15. The aforementioned single qubit gate is a symbolic unitary matrix [Math 2] The processing system is expressed by: 2 n-j The nodes in the first group of nodes are divided into two groups. n-j When connecting a node to a node with the same label in the second group described above, the weight parameter is u. 11 Apply; 2 n-j The nodes in the third group of nodes are divided into two n-j When connecting a node to a node with the same label in the fourth group described above, the weight parameter is u 22 Apply; 2 n-j The nodes in the third group of nodes are divided into two n-j When connecting a node to a node with the same label in the second group described above, the weight parameter is u. 12 Apply; 2 n-j The nodes in the first group of nodes are divided into two groups. n-j When connecting a node to a node with the same label in the fourth group described above, the weight parameter is u 21 Apply The system according to claim 13, configured as described above.

16. The system according to claim 11, wherein the quantum circuit is generated based on a quantum application.

17. The aforementioned processing system further: The steps include: obtaining the initial and target distributions of the quantum application; The steps include determining whether the neural network representing the quantum circuit can generate the target distribution; The steps include training the neural network in accordance with the determination that the neural network is capable of generating the target distribution, and The system according to claim 16, configured to perform the following:

18. Determining whether the neural network representing the quantum circuit can generate the target distribution is: The upper limit of the output probability distribution of the neural network is calculated; This includes determining that the neural network can generate the target distribution when the upper limit is within a threshold, The system according to claim 17.
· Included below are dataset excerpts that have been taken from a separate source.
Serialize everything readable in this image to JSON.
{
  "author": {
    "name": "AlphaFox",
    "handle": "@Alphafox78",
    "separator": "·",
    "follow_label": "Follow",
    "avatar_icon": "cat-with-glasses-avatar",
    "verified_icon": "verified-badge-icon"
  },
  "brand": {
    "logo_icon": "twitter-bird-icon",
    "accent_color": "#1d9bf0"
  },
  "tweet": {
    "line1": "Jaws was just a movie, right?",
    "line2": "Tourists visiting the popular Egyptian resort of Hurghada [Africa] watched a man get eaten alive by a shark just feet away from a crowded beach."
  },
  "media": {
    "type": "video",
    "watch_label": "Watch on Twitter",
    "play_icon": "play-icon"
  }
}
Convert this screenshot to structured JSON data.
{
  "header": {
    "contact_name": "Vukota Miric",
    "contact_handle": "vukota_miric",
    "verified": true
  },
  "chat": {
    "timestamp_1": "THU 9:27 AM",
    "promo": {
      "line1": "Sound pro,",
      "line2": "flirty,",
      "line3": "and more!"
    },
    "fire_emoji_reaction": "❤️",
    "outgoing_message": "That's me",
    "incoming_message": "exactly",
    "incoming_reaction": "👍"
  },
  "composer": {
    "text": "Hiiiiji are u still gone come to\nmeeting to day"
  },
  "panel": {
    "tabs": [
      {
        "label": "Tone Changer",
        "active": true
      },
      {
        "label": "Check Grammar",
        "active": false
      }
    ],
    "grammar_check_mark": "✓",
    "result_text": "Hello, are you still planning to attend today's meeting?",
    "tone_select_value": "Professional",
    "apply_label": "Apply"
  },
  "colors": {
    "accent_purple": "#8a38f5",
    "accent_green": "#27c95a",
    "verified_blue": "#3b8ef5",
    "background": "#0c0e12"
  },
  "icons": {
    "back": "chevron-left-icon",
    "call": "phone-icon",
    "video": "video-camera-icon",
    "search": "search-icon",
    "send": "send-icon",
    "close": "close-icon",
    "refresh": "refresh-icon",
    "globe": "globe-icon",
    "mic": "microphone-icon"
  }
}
19. The system according to claim 17, wherein the processing system is further configured to generate the parameters of the quantum circuit as an output.

20. A non-temporary computer-readable medium configured to store instructions for performing an action when executed by a system, wherein the action is: A step of obtaining the configuration of a quantum circuit comprising n qubits and k quantum gates, wherein the k quantum gates include at least one of a single-qubit gate or a two-qubit controlled gate; A step of constructing a neural network representing the quantum circuit, wherein the neural network comprises k+1 layers, each containing k pairs of adjacent layers, and each pair of adjacent layers corresponds to one of the k quantum gates; The steps include: connecting one or more nodes in each pair of adjacent layers based on the corresponding quantum gate representation among the k quantum gates; The steps include: training the neural network using machine learning techniques to obtain an output; The steps of applying the output to the quantum circuit and Non-temporary computer-readable media, including [specific examples of such media].